Let me just start by saying I don’t like porn. I never have, and I don’t see the difference between watching porn and watching people have sex through their window. If your husband watched girls get naked through a window on the regular, more than he had sex with you, would you be okay with that?

My husband is addicted to porn, the same way that some people are addicted to drugs or alcohol. We both view it as cheating, but he will not stop. Addiction is not simple, I know, but he won’t attempt to stop himself with coping mechanisms or anything. He cheats on me multiple times a week, just about every time he gets the chance, just for fun.

It’s devastating emotionally- I feel so unloved and discarded. He’s working on keeping these comments to himself, but he has compared me to other people/made negative comments about my body many times. I spend a lot of evenings just being depressed. I’ve had panic attacks over feeling like maybe the husband I JUST MARRIED ABOUT SIX MONTHS AGO doesn’t really care about me as a person, I cry all the time and he has not changed his behavior at all (actually, it’s gotten worse). He says he doesn’t think about consequences before he looks.

I want to move out (I think), but how? I make $15/hr and my town has a shit housing market, everything is so expensive. And how am I supposed to be alone? I have one friend in this town I’ve hung out with a couple times and that’s it. Plus, what will people think of the 23 year old that ended one former engagement (abuse), and left her husband a few months after the wedding?

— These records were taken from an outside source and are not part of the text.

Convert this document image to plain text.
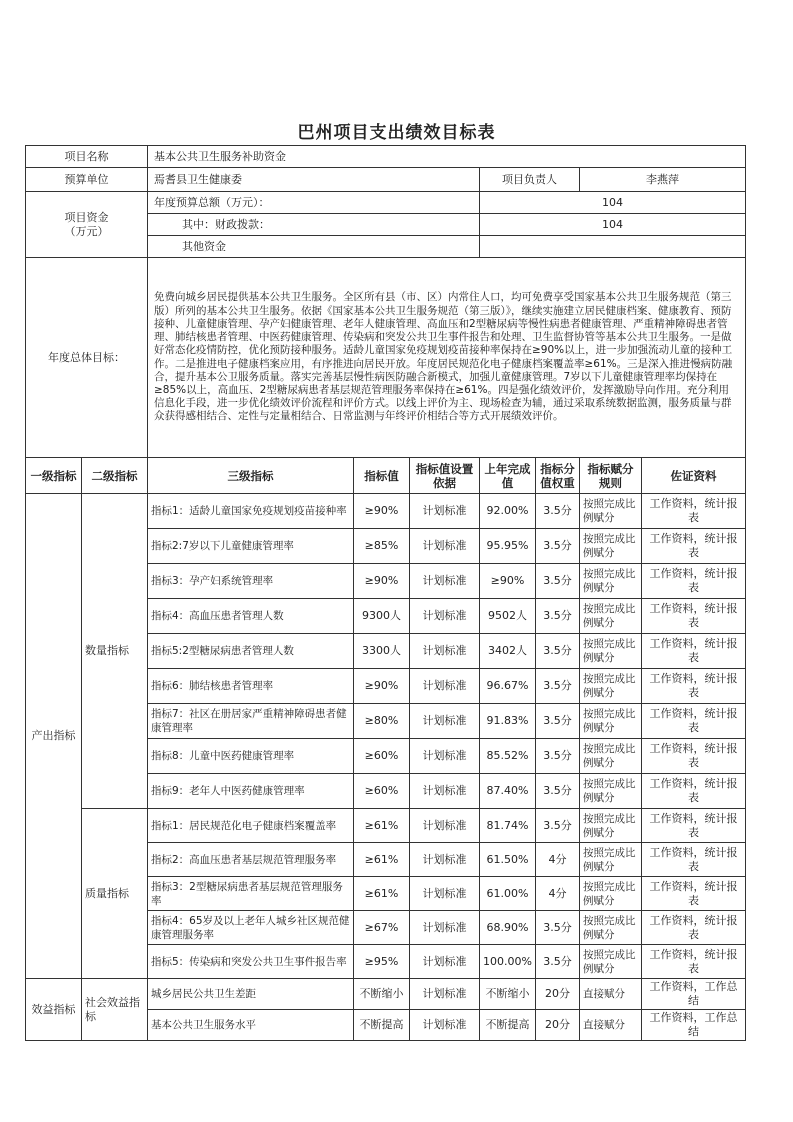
巴州项目支出绩效目标表
项目名称		基本公共卫生服务补助资金						
预算单位		焉耆县卫生健康委			项目负责人		李燕萍	
项目资金
（万元）		年度预算总额（万元）：			104			
		其中：财政拨款：			104			
		其他资金						
年度总体目标：		免费向城乡居民提供基本公共卫生服务。全区所有县（市、区）内常住人口，均可免费享受国家基本公共卫生服务规范（第三版）所列的基本公共卫生服务。依据《国家基本公共卫生服务规范（第三版）》，继续实施建立居民健康档案、健康教育、预防接种、儿童健康管理、孕产妇健康管理、老年人健康管理、高血压和2型糖尿病等慢性病患者健康管理、严重精神障碍患者管理、肺结核患者管理、中医药健康管理、传染病和突发公共卫生事件报告和处理、卫生监督协管等基本公共卫生服务。一是做好常态化疫情防控，优化预防接种服务。适龄儿童国家免疫规划疫苗接种率保持在≥90%以上，进一步加强流动儿童的接种工作。二是推进电子健康档案应用，有序推进向居民开放。年度居民规范化电子健康档案覆盖率≥61%。三是深入推进慢病防融合，提升基本公卫服务质量。落实完善基层慢性病医防融合新模式，加强儿童健康管理。7岁以下儿童健康管理率均保持在≥85%以上，高血压、2型糖尿病患者基层规范管理服务率保持在≥61%。四是强化绩效评价，发挥激励导向作用。充分利用信息化手段，进一步优化绩效评价流程和评价方式。以线上评价为主、现场检查为辅，通过采取系统数据监测，服务质量与群众获得感相结合、定性与定量相结合、日常监测与年终评价相结合等方式开展绩效评价。						
一级指标	二级指标	三级指标	指标值	指标值设置依据	上年完成值	指标分值权重	指标赋分规则	佐证资料
产出指标	数量指标	指标1：适龄儿童国家免疫规划疫苗接种率	≥90%	计划标准	92.00%	3.5分	按照完成比例赋分	工作资料，统计报表
		指标2:7岁以下儿童健康管理率	≥85%	计划标准	95.95%	3.5分	按照完成比例赋分	工作资料，统计报表
		指标3：孕产妇系统管理率	≥90%	计划标准	≥90%	3.5分	按照完成比例赋分	工作资料，统计报表
		指标4：高血压患者管理人数	9300人	计划标准	9502人	3.5分	按照完成比例赋分	工作资料，统计报表
		指标5:2型糖尿病患者管理人数	3300人	计划标准	3402人	3.5分	按照完成比例赋分	工作资料，统计报表
		指标6：肺结核患者管理率	≥90%	计划标准	96.67%	3.5分	按照完成比例赋分	工作资料，统计报表
		指标7：社区在册居家严重精神障碍患者健康管理率	≥80%	计划标准	91.83%	3.5分	按照完成比例赋分	工作资料，统计报表
		指标8：儿童中医药健康管理率	≥60%	计划标准	85.52%	3.5分	按照完成比例赋分	工作资料，统计报表
		指标9：老年人中医药健康管理率	≥60%	计划标准	87.40%	3.5分	按照完成比例赋分	工作资料，统计报表
	质量指标	指标1：居民规范化电子健康档案覆盖率	≥61%	计划标准	81.74%	3.5分	按照完成比例赋分	工作资料，统计报表
		指标2：高血压患者基层规范管理服务率	≥61%	计划标准	61.50%	4分	按照完成比例赋分	工作资料，统计报表
		指标3：2型糖尿病患者基层规范管理服务率	≥61%	计划标准	61.00%	4分	按照完成比例赋分	工作资料，统计报表
		指标4：65岁及以上老年人城乡社区规范健康管理服务率	≥67%	计划标准	68.90%	3.5分	按照完成比例赋分	工作资料，统计报表
		指标5：传染病和突发公共卫生事件报告率	≥95%	计划标准	100.00%	3.5分	按照完成比例赋分	工作资料，统计报表
效益指标	社会效益指标	城乡居民公共卫生差距	不断缩小	计划标准	不断缩小	20分	直接赋分	工作资料，工作总结
		基本公共卫生服务水平	不断提高	计划标准	不断提高	20分	直接赋分	工作资料，工作总结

What the fuck am I supposed to do?

4 comments
  1. Man I’m sorry for all you are going through.

    Is it possible to rent a room ? A lot of time house sharing is much less expensive.

  2. First off no one will look down on you for having failed relationships, if anything they will be happy those relationships didn’t work because now you’re able to be with them now.

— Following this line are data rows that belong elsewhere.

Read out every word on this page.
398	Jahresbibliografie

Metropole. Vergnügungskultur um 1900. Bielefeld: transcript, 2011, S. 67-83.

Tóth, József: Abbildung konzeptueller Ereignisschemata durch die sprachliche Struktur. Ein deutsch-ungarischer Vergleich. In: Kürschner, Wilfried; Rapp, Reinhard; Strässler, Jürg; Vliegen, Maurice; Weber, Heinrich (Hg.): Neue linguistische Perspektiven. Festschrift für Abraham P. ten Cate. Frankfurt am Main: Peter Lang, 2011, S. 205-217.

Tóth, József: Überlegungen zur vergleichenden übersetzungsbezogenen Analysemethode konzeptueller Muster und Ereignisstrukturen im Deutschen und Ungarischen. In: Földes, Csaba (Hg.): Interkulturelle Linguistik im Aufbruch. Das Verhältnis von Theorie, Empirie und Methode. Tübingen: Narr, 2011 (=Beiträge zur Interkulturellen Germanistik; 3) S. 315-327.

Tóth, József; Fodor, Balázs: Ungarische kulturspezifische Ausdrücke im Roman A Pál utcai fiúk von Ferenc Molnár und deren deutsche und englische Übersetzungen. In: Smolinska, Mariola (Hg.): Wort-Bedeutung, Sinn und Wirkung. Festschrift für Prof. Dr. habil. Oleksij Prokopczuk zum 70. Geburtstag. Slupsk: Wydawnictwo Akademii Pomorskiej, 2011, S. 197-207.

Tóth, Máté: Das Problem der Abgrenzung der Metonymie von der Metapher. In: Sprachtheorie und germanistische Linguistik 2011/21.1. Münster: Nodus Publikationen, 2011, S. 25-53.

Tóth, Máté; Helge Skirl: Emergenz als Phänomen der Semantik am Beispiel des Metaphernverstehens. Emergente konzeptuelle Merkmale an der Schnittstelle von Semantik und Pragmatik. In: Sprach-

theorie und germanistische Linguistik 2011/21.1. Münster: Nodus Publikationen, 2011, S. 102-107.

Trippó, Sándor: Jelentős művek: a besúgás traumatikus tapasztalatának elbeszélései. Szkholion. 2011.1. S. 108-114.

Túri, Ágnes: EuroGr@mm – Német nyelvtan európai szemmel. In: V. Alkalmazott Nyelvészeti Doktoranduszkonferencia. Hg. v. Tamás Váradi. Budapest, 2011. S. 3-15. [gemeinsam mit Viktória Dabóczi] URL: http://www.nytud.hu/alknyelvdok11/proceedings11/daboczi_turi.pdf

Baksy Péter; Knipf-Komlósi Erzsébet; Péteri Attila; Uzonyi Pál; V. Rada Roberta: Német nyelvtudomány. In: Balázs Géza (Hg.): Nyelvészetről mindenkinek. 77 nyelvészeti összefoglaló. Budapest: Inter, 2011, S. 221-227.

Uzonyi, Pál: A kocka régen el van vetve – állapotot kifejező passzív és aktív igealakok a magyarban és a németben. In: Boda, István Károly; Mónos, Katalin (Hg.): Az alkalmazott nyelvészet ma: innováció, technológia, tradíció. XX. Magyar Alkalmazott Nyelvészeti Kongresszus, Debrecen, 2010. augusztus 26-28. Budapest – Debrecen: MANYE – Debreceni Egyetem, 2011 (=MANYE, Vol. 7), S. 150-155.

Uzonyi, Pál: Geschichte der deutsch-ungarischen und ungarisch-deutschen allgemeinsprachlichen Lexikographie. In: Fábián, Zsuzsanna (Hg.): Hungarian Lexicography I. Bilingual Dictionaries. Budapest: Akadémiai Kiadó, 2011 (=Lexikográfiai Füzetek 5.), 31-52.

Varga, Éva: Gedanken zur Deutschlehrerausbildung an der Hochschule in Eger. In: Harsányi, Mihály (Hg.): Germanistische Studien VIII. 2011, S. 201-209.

    As for the tough part, getting out and making it on your own,.. room mates? Distant relatives?

    Good luck to you.

  3. >I want to move out (I think), but how?

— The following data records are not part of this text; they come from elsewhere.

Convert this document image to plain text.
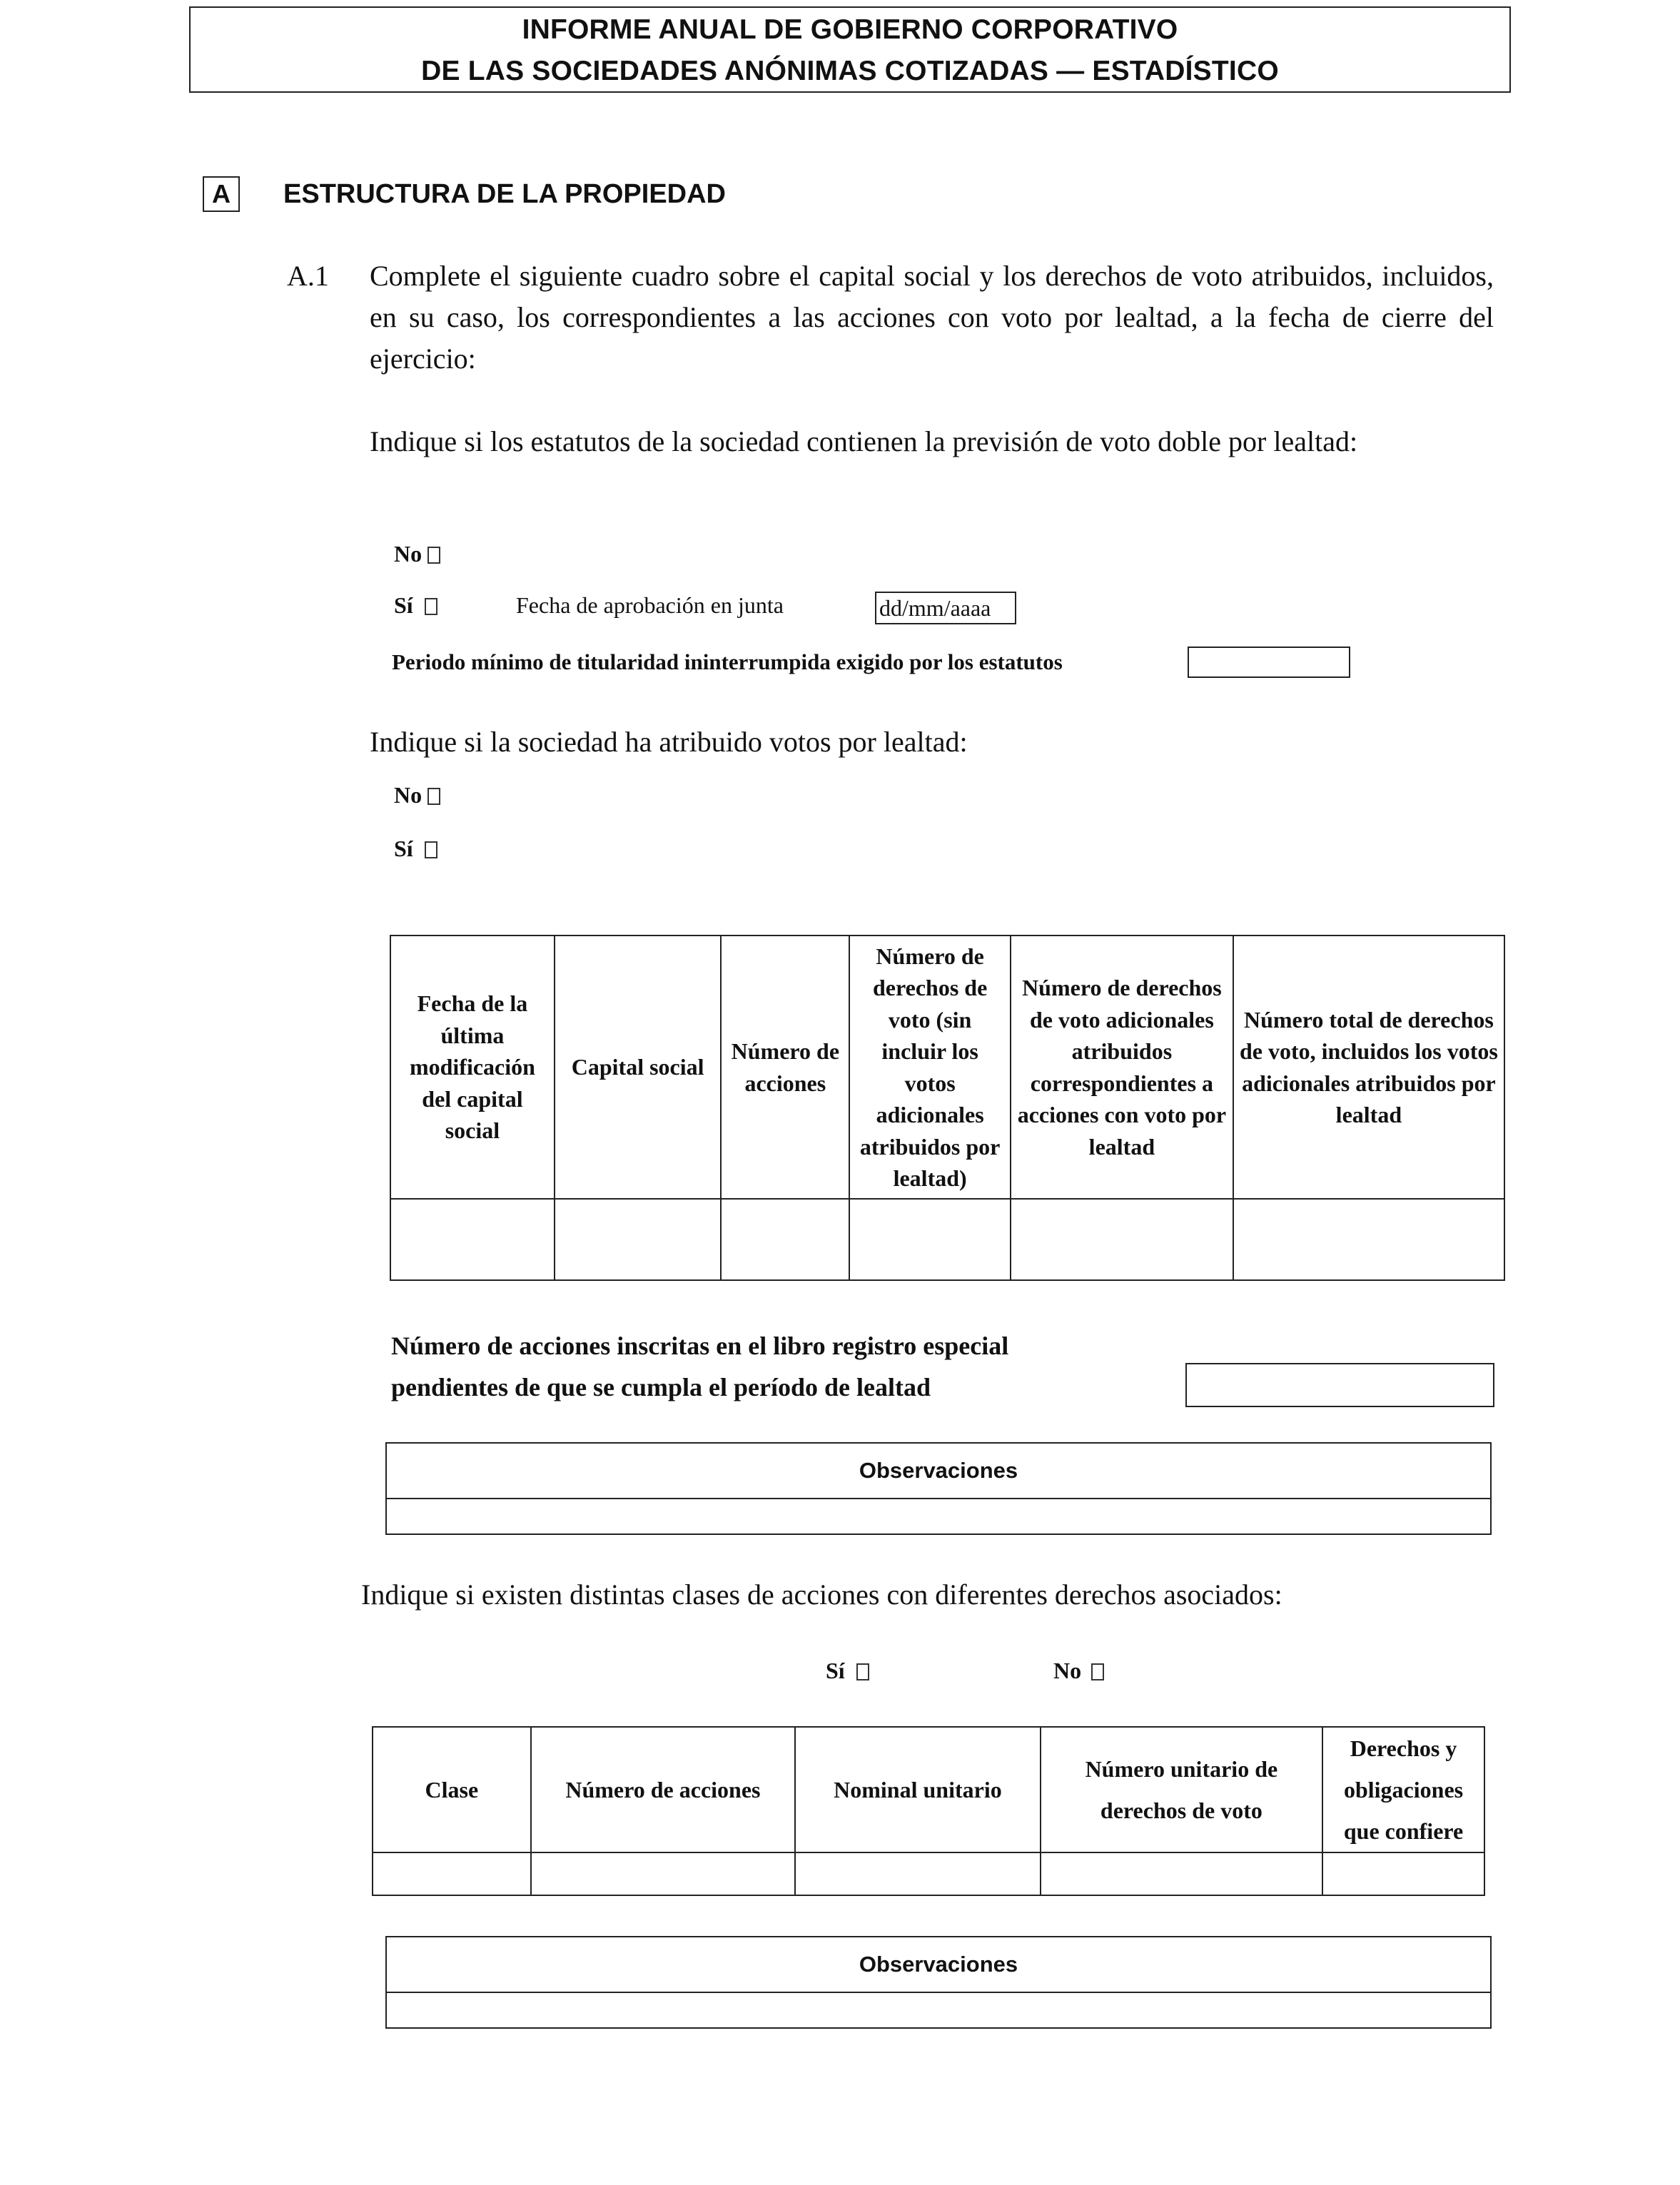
INFORME ANUAL DE GOBIERNO CORPORATIVO
DE LAS SOCIEDADES ANÓNIMAS COTIZADAS — ESTADÍSTICO
A	ESTRUCTURA DE LA PROPIEDAD
A.1 Complete el siguiente cuadro sobre el capital social y los derechos de voto atribuidos, incluidos, en su caso, los correspondientes a las acciones con voto por lealtad, a la fecha de cierre del ejercicio:
Indique si los estatutos de la sociedad contienen la previsión de voto doble por lealtad:
No
Sí	Fecha de aprobación en junta	dd/mm/aaaa
Periodo mínimo de titularidad ininterrumpida exigido por los estatutos
Indique si la sociedad ha atribuido votos por lealtad:
No
Sí
Fecha de la última modificación del capital social	Capital social	Número de acciones	Número de derechos de voto (sin incluir los votos adicionales atribuidos por lealtad)	Número de derechos de voto adicionales atribuidos correspondientes a acciones con voto por lealtad	Número total de derechos de voto, incluidos los votos adicionales atribuidos por lealtad

Número de acciones inscritas en el libro registro especial
pendientes de que se cumpla el período de lealtad
Observaciones
Indique si existen distintas clases de acciones con diferentes derechos asociados:
Sí	No
Clase	Número de acciones	Nominal unitario	Número unitario de derechos de voto	Derechos y obligaciones que confiere

Observaciones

    Maybe find a roommate or two?

    >And how am I supposed to be alone?

    Maybe the roomates can help start that process of not being alone.

    >what will people think of the 23 year old that ended one former engagement (abuse), and left her husband a few months after the wedding?

    Who cares what other people think? Besides, if you are this miserable, you should be at least as worried about what people think of staying is a situation you so obviously hate.